No pude evitar parecer sorprendida.
—¿Te ha hablado de mí? Pero... si solo hemos estado juntos cinco minutos.
—Me ha dicho que parecías una chica muy simpática. Y que Naya te quitaría las ganas de vivir muy pronto.
Sonreí mientras ella ponía los ojos en blanco.
—Ross es un encanto —ironizó.
Subimos los tres hasta el tercer piso, donde había solo dos puertas y una ventana cerrada. Will sacó las llaves de su bolsillo y abrió la puerta de la derecha.

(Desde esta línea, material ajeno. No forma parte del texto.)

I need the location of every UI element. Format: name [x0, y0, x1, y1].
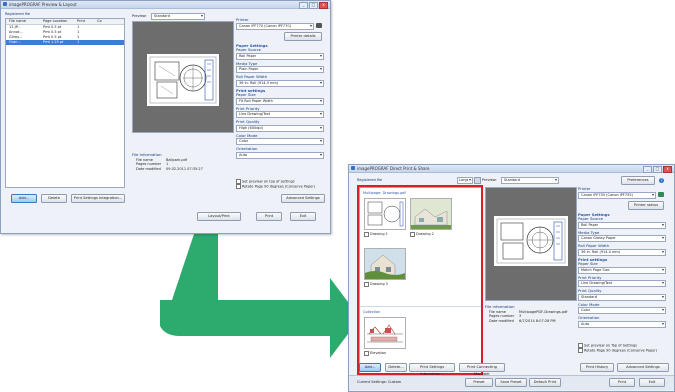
setting-select[interactable]: Roll Paper: [578, 221, 666, 229]
file-info: File information File name MultipagePDF-D…: [485, 305, 575, 323]
status-text: Current Settings: Custom: [357, 380, 402, 384]
preview-select[interactable]: Standard: [151, 13, 205, 20]
preview-area: [132, 21, 234, 133]
add-button[interactable]: Add...: [359, 363, 381, 372]
preset-button[interactable]: Preset: [465, 378, 493, 387]
setting-select[interactable]: Fit Roll Paper Width: [236, 97, 324, 105]
table-row[interactable]: Gran... Pmt 1.25 pt 1: [6, 40, 124, 45]
setting-select[interactable]: Line Drawing/Text: [236, 111, 324, 118]
help-icon[interactable]: ?: [659, 178, 664, 183]
file-info-key: Date modified: [136, 166, 161, 171]
preview-page: [147, 54, 219, 106]
file-list[interactable]: File name Page Location Print Co 12.JP..…: [5, 18, 125, 188]
preview-label: Preview:: [132, 14, 147, 18]
preview-area: [485, 187, 577, 301]
file-info-row: Date modified 6/7/2014 8:07:28 PM: [485, 319, 575, 324]
setting-select[interactable]: Auto: [578, 320, 666, 328]
setting-select[interactable]: Match Page Size: [578, 266, 666, 274]
setting-select[interactable]: Canon Glossy Paper: [578, 235, 666, 242]
print-button[interactable]: Print: [256, 212, 282, 221]
save-preset-button[interactable]: Save Preset: [495, 378, 527, 387]
layout-print-button[interactable]: Layout/Print: [197, 212, 241, 221]
settings-panel: Printer Canon iPF755 (Canon iPF755) Prin…: [578, 186, 666, 330]
printer-select[interactable]: Canon iPF770 (Canon iPF770): [236, 22, 314, 30]
preview-label: Preview:: [482, 178, 497, 182]
print-history-button[interactable]: Print History: [580, 363, 614, 372]
maximize-button[interactable]: □: [309, 2, 318, 9]
floorplan-image: [149, 56, 217, 104]
preview-select[interactable]: Standard: [501, 177, 559, 184]
printer-details-button[interactable]: Printer details: [284, 31, 322, 41]
page-location-cell: Pmt 1.25 pt: [43, 40, 64, 44]
add-button[interactable]: Add...: [11, 194, 37, 203]
file-info-value: 09.02.2011 07:35:27: [166, 166, 203, 171]
settings-panel: Printer Canon iPF770 (Canon iPF770) Prin…: [236, 17, 324, 161]
printer-icon[interactable]: [658, 191, 664, 197]
app-icon: [351, 166, 355, 170]
advanced-settings-button[interactable]: Advanced Settings: [617, 363, 669, 372]
setting-select[interactable]: Roll Paper: [236, 52, 324, 60]
setting-select[interactable]: Color: [236, 138, 324, 145]
window-preview-layout: imagePROGRAF Preview & Layout _ □ x Regist…: [0, 0, 331, 234]
checkbox-rotate[interactable]: Rotate Page 90 degrees (Conserve Paper): [236, 184, 326, 189]
printer-select[interactable]: Canon iPF755 (Canon iPF755): [578, 191, 656, 199]
setting-select[interactable]: High (600dpi): [236, 124, 324, 132]
setting-select[interactable]: Standard: [578, 293, 666, 301]
window-title: imagePROGRAF Direct Print & Share: [357, 166, 430, 171]
preferences-button[interactable]: Preferences: [621, 176, 655, 185]
column-header[interactable]: File name: [6, 19, 43, 24]
window-title: imagePROGRAF Preview & Layout: [9, 2, 77, 7]
checkbox-rotate[interactable]: Rotate Page 90 degrees (Conserve Paper): [578, 348, 670, 353]
file-info-value: Ballpark.pdf: [166, 157, 188, 162]
app-icon: [3, 2, 7, 6]
print-button[interactable]: Print: [609, 378, 635, 387]
checkbox[interactable]: [236, 184, 241, 189]
title-bar: imagePROGRAF Direct Print & Share _ □ x: [349, 165, 674, 173]
sort-label: Registered file: [357, 178, 383, 182]
printer-icon[interactable]: [316, 22, 322, 28]
file-info-value: 6/7/2014 8:07:28 PM: [519, 318, 556, 323]
sort-label: Registered file: [5, 12, 31, 16]
setting-select[interactable]: Plain Paper: [236, 66, 324, 73]
window-direct-print-share: imagePROGRAF Direct Print & Share _ □ x Re…: [348, 164, 675, 392]
print-settings-integration-button[interactable]: Print Settings Integration...: [71, 194, 125, 203]
minimize-button[interactable]: _: [643, 166, 652, 173]
exit-button[interactable]: Exit: [639, 378, 665, 387]
setting-select[interactable]: Auto: [236, 151, 324, 159]
highlight-frame: [357, 185, 483, 375]
file-info-key: Date modified: [489, 318, 514, 323]
file-info-value: MultipagePDF-Drawings.pdf: [519, 309, 568, 314]
column-header[interactable]: Print: [77, 19, 97, 24]
column-header[interactable]: Page Location: [43, 19, 77, 24]
view-toggle-icon[interactable]: [474, 177, 481, 184]
file-name-cell: Gran...: [9, 40, 21, 44]
advanced-settings-button[interactable]: Advanced Settings: [281, 194, 325, 203]
print-settings-integration-button[interactable]: Print Settings Integration...: [409, 363, 455, 376]
delete-button[interactable]: Delete: [41, 194, 67, 203]
checkbox[interactable]: [578, 348, 583, 353]
view-mode-select[interactable]: Large icons: [457, 177, 473, 184]
preview-page: [494, 216, 568, 266]
file-info-row: Date modified 09.02.2011 07:35:27: [132, 167, 232, 172]
setting-select[interactable]: 36 in. Roll (914.4 mm): [578, 248, 666, 256]
default-print-button[interactable]: Default Print: [529, 378, 561, 387]
delete-button[interactable]: Delete...: [385, 363, 407, 372]
print-connecting-manager-button[interactable]: Print Connecting Manager: [459, 363, 505, 376]
setting-select[interactable]: Color: [578, 307, 666, 314]
close-button[interactable]: x: [319, 2, 328, 9]
setting-select[interactable]: 36 in. Roll (914.4 mm): [236, 79, 324, 87]
column-header[interactable]: Co: [97, 19, 117, 24]
status-bar: Current Settings: Custom Preset Save Pre…: [349, 375, 674, 390]
title-bar: imagePROGRAF Preview & Layout _ □ x: [1, 1, 330, 9]
file-info: File Information File name Ballpark.pdf Pa…: [132, 153, 232, 171]
setting-select[interactable]: Line Drawing/Text: [578, 280, 666, 287]
floorplan-image: [496, 218, 566, 264]
close-button[interactable]: x: [663, 166, 672, 173]
exit-button[interactable]: Exit: [290, 212, 316, 221]
minimize-button[interactable]: _: [299, 2, 308, 9]
maximize-button[interactable]: □: [653, 166, 662, 173]
print-count-cell[interactable]: 1: [77, 40, 97, 45]
printer-status-button[interactable]: Printer status: [628, 200, 664, 210]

Al instante, el olor a comida china hizo que me rugieran las tripas. Entramos en un descansillo pequeño que daba a un salón. Después, Will señaló un perchero.
—Podéis dejar las chaquetas ahí.
Naya, que tampoco había estado nunca en ese piso, parecía casi tan nerviosa como yo.
Los seguí a través del marco de madera hacia un sencillo salón con dos sofás, dos sillones, una mesa de café llena de bolsas de comida, una televisión grande con varias consolas, una estantería hecha un desastre junto a un ventanal, un pasillo grande que parecía llevar a las habitaciones y una barra americana que lo separaba de una pequeña cocina.
Ah, y también había dos personas sentadas en el sofá. Detalle importante.
—¡Por fin! —gritó Ross, a quien identifiqué enseguida—. Me estaba muriendo de hambre.
—Yo también me alegro de verte de nuevo —le dijo Naya.
Los dos se giraron hacia nosotros. La chica que no conocía —supuse que sería Sue— hizo una mueca y volvió a lo suyo. Ross, en cambio, sonrió malévolamente hacia Naya.
—Genial, hemos pasado de la tranquilidad absoluta a tener que escuchar gritos en estéreo todo el día.
—Si yo nunca me enfado —protestó ella.
—¿Y quién ha hablado de enfadarse?
Will le lanzó la chaqueta a la cara. Ross se rio y la tiró a uno de los sillones. Sue, que estaba sentada ahí, los miró a los dos con mala cara y se centró en abrir su bolsa de comida.
Era la que más se parecía a mí. Las dos teníamos la piel ligeramente bronceada, el pelo castaño, los ojos del mismo color..., pero ella estaba bastante más delgada que yo y tenía los ojos un poco más rasgados. Era una chica preciosa. Aunque la mueca de asco camuflaba un poco su belleza.
—Veo que aún no has salido corriendo —me dijo Ross al acercarme.
—No la asustes. —Naya lo señaló—. Es mi compañera de habitación. Y quiero que siga siéndolo.
—¿Qué insinúas? —Él frunció el ceño.
—Que eres un pesado —dijo ella, y me agarró de la mano—. Ven, siéntate con nosotros.
Will me había hecho sitio junto a él en el sofá. Naya se sentó a su otro lado.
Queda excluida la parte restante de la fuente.